Came across some curious Fuji X100 behaviour on the weekend, just thought I’d throw this out there to see if anyone had seen it too. A bit hard to explain, so bear with me…
Saturday night, shooting a friend’s birthday party, turned off Auto ISO and changed to 6400ISO manually for that event. (It was dark!) Changed it back to Auto (highest setting 3200) at the end of the night.
Next day, out walking the neighbourhood in broad daylight, and kept finding the Auto ISO giving me hugely fast shutter speeds at f/16, and discovered the ISO was up at 3200. In daylight, like the photo above, looking across Miramar to Stone St Studios - which was at 1/2000th @ f/16, and 3200ISO. Huh?!
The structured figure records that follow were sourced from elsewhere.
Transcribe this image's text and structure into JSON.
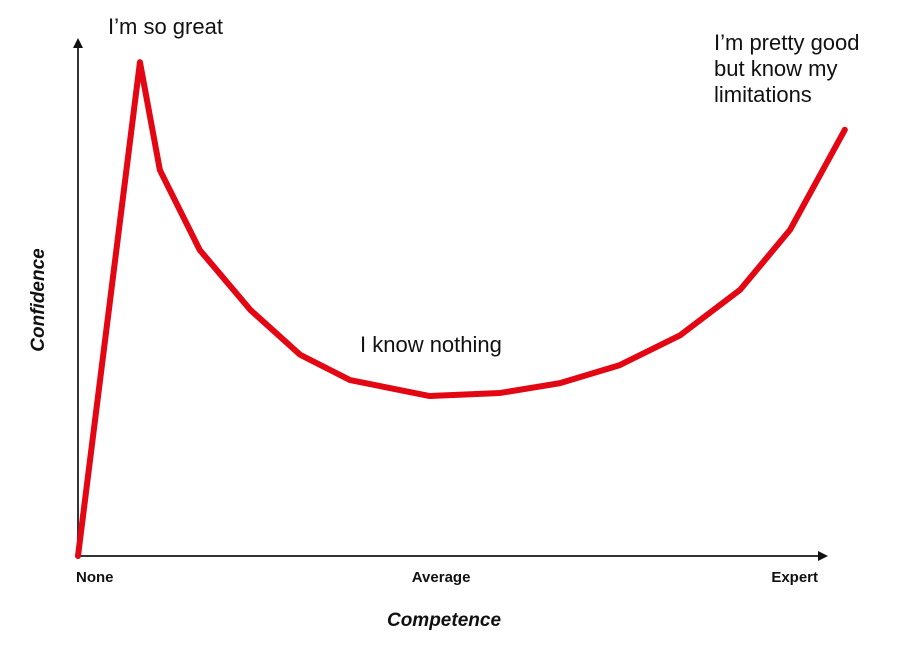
{
  "chart_data": {
    "type": "line",
    "title": "",
    "xlabel": "Competence",
    "ylabel": "Confidence",
    "x_tick_labels": [
      {
        "x": 0,
        "label": "None"
      },
      {
        "x": 51,
        "label": "Average"
      },
      {
        "x": 100,
        "label": "Expert"
      }
    ],
    "xlim": [
      0,
      105
    ],
    "ylim": [
      0,
      100
    ],
    "grid": false,
    "series": [
      {
        "color": "#e30613",
        "points": [
          [
            0,
            0
          ],
          [
            8.7,
            95.7
          ],
          [
            11.5,
            74.8
          ],
          [
            17.1,
            59.3
          ],
          [
            24.2,
            47.7
          ],
          [
            31.2,
            39.0
          ],
          [
            38.2,
            34.1
          ],
          [
            49.4,
            31.0
          ],
          [
            59.3,
            31.6
          ],
          [
            67.7,
            33.5
          ],
          [
            76.1,
            37.0
          ],
          [
            84.6,
            42.8
          ],
          [
            93.0,
            51.6
          ],
          [
            100,
            63.2
          ],
          [
            107.7,
            82.6
          ]
        ]
      }
    ],
    "annotations": [
      {
        "text": "I’m so great"
      },
      {
        "text": "I know nothing"
      },
      {
        "text": "I’m pretty good\nbut know my\nlimitations"
      }
    ]
  }
}
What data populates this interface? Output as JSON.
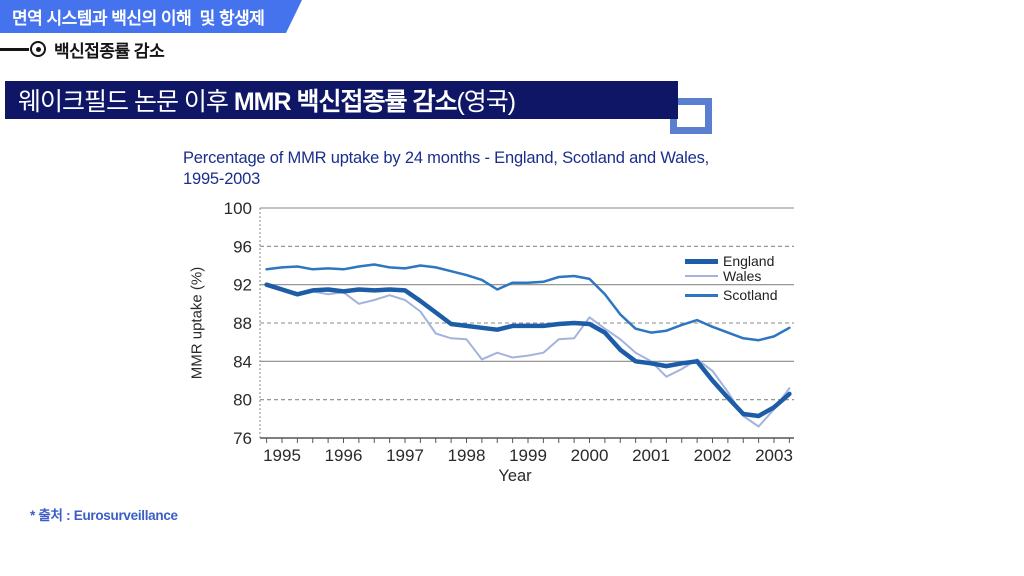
{
  "colors": {
    "banner_blue": "#4573ee",
    "navy": "#0f1666",
    "bracket": "#5b7fd0",
    "ink": "#151515",
    "chart_title": "#1b2e8c",
    "axis_ink": "#2a2a2a",
    "grid": "#8a8a8a",
    "footer_blue": "#3a5ec6"
  },
  "header": {
    "banner_title": "면역 시스템과 백신의 이해  및 항생제",
    "section_label": "백신접종률 감소"
  },
  "title_bar": {
    "prefix": "웨이크필드 논문 이후 ",
    "emphasis": "MMR 백신접종률 감소",
    "suffix": "(영국)"
  },
  "footer": {
    "source": "* 출처 : Eurosurveillance"
  },
  "chart_data": {
    "type": "line",
    "title": "Percentage of MMR uptake by 24 months - England, Scotland and Wales, 1995-2003",
    "title_lines": [
      "Percentage of MMR uptake by 24 months - England, Scotland and Wales,",
      "1995-2003"
    ],
    "xlabel": "Year",
    "ylabel": "MMR uptake (%)",
    "xlim": [
      1994.6,
      2003.45
    ],
    "ylim": [
      76,
      100
    ],
    "yticks": [
      100,
      96,
      92,
      88,
      84,
      80,
      76
    ],
    "yticks_solid": [
      100,
      92,
      84
    ],
    "xticks": [
      1995,
      1996,
      1997,
      1998,
      1999,
      2000,
      2001,
      2002,
      2003
    ],
    "grid": true,
    "legend_position": "upper right",
    "x": [
      1994.75,
      1995.0,
      1995.25,
      1995.5,
      1995.75,
      1996.0,
      1996.25,
      1996.5,
      1996.75,
      1997.0,
      1997.25,
      1997.5,
      1997.75,
      1998.0,
      1998.25,
      1998.5,
      1998.75,
      1999.0,
      1999.25,
      1999.5,
      1999.75,
      2000.0,
      2000.25,
      2000.5,
      2000.75,
      2001.0,
      2001.25,
      2001.5,
      2001.75,
      2002.0,
      2002.25,
      2002.5,
      2002.75,
      2003.0,
      2003.25
    ],
    "series": [
      {
        "name": "England",
        "color": "#1d5ca6",
        "stroke_width": 4.5,
        "values": [
          92.0,
          91.5,
          91.0,
          91.4,
          91.5,
          91.3,
          91.5,
          91.4,
          91.5,
          91.4,
          90.3,
          89.1,
          87.9,
          87.7,
          87.5,
          87.3,
          87.7,
          87.7,
          87.7,
          87.9,
          88.0,
          87.9,
          87.0,
          85.2,
          84.0,
          83.8,
          83.5,
          83.8,
          84.0,
          82.0,
          80.2,
          78.5,
          78.3,
          79.2,
          80.6
        ]
      },
      {
        "name": "Wales",
        "color": "#a4b3dd",
        "stroke_width": 2,
        "values": [
          92.0,
          91.5,
          91.0,
          91.3,
          91.0,
          91.2,
          90.0,
          90.4,
          90.9,
          90.4,
          89.2,
          86.9,
          86.4,
          86.3,
          84.2,
          84.9,
          84.4,
          84.6,
          84.9,
          86.3,
          86.4,
          88.6,
          87.4,
          86.3,
          84.9,
          84.0,
          82.4,
          83.2,
          84.2,
          83.0,
          80.8,
          78.3,
          77.2,
          79.0,
          81.2
        ]
      },
      {
        "name": "Scotland",
        "color": "#2e76c0",
        "stroke_width": 2.5,
        "values": [
          93.6,
          93.8,
          93.9,
          93.6,
          93.7,
          93.6,
          93.9,
          94.1,
          93.8,
          93.7,
          94.0,
          93.8,
          93.4,
          93.0,
          92.5,
          91.5,
          92.2,
          92.2,
          92.3,
          92.8,
          92.9,
          92.6,
          91.0,
          88.9,
          87.4,
          87.0,
          87.2,
          87.8,
          88.3,
          87.6,
          87.0,
          86.4,
          86.2,
          86.6,
          87.5
        ]
      }
    ]
  }
}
So…went back into the manual ISO menu (without turning Auto ISO off), turned that back down to 200, and…guess what. The Auto ISO started choosing lower settings and giving me sensible choices of shutter speed - 1/60th at f/11, at 250ISO for example.
So my conclusion is this: auto ISO is somewhat influenced by the manual ISO setting you have the camera set on, even though you’re not using manual ISO. If that’s up high, it assumes you’re wanting fast shutter speeds and ISO, rather than trying to give you the cleanest file possible by keeping the setting low.
Anyone else found this - or want to test my theory on their cameras? Perhaps the new firmware (due out this week, allegedly) will simplify things - it would be so much better if Auto ISO was at the end of the ISO menu, rather than hidden in another settings menu entirely!